Sadly, the flaws with the characters do not stop at pointless secondary characters.  James seems to think that by adding melodrama elements to her characters she makes them deeper, but this isn’t true.  There is no real depth to Ana or Christian, and the details that she adds just makes them more and more ridiculous.  Ana is written as if James has no clue what a twenty-something university student is like – which is entirely possible, given as it has been a while since she was a twenty-something anything.

I have a hard time buying that there are attractive twenty-two year old students who have never had sex or gotten drunk (without having some specific reason for having never done either), and don’t own their own computer.  I’m also a bit confused as to just how Ana has never gotten drunk prior to her graduation, given just how often she drinks alcohol and her obvious lightweight status.  I’m also not buying her overall innocence; sure she’s a virgin and never been kissed, but in the age of the internet (which as a twenty-something, she grew up in), the average person is at least aware of many of the sexual practices that come up in the novel.  They’re definitely aware of the concept of blow jobs, although Ana is blown away by the suggestion that Christian might enjoy one.  Every time she is shocked by something that he suggests I can’t help but feel the same way I do whenever Taylor Swift is surprised that she won another award.

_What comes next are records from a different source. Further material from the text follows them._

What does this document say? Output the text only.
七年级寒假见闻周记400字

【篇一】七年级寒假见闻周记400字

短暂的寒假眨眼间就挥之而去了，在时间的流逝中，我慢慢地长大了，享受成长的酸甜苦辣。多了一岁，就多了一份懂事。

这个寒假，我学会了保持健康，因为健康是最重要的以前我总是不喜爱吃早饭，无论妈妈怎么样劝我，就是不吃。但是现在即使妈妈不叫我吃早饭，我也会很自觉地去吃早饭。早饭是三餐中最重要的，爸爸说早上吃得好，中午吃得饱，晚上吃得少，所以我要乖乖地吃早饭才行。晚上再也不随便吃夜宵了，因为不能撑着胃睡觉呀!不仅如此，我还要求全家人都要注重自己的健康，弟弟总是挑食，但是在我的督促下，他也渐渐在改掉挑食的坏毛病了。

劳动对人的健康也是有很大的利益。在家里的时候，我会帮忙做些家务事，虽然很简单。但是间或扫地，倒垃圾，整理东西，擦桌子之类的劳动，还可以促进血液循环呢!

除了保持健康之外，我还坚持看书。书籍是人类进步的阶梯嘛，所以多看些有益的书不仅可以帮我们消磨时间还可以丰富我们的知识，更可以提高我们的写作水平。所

Then of course, there’s Christian Grey.  While James has cast Ana in the role of the unbelievable innocent, she’s cast Grey in the role of the horribly damned – he’s the serpent to Ana’s Eve.  In addition to being a billionaire and the C.E.O. of his own company, Grey was adopted at the age of four by a ‘perfect’ family (his words, not mine), to which he never really fit in.  Grey’s birth mother was a crack whore who was unable to support her son and possibly burned him with cigarettes, consequently Grey has issues with people wasting food and doesn’t like to be touched.  As a teenager he entered into a sexual relationship with one of his mother’s friends; she was the dominant, he was the submissive.  Since then he’s become the dominant, having had fifteen significant partners and countless others.  Grey spends much of the book trying to convince Ana to trust him and saying that the submissive has all the power in the relationship because the submissive has the ability to say no – completely disregarding the fact that almost every time Ana says no he either completely disregards her wishes or gets angry with her and threatens physical harm – at one point he even threatens to tie her up in a crate and put her in the cargo hold of a plane.  It’s impossible to tell when Christian’s joking and when he’s serious because both his jokes and his behaviour cross the line.  He outright stalks Ana at points in the novel, having gone so far as to put a tracking device on her phone so that he can always know where she is.  But did I mention that he’s hot?  Because in the world of E.L. James, that’s really all that seems to matter.

When it comes down to it, this book is trash.  To call it “Mommy Porn” is to insult the intelligence of mother’s everywhere.  James should have stuck to writing fan fiction.

1 comment:

  1. Kristen Driscoll9 June 2012 at 11:47

    Well said! I still have to read it!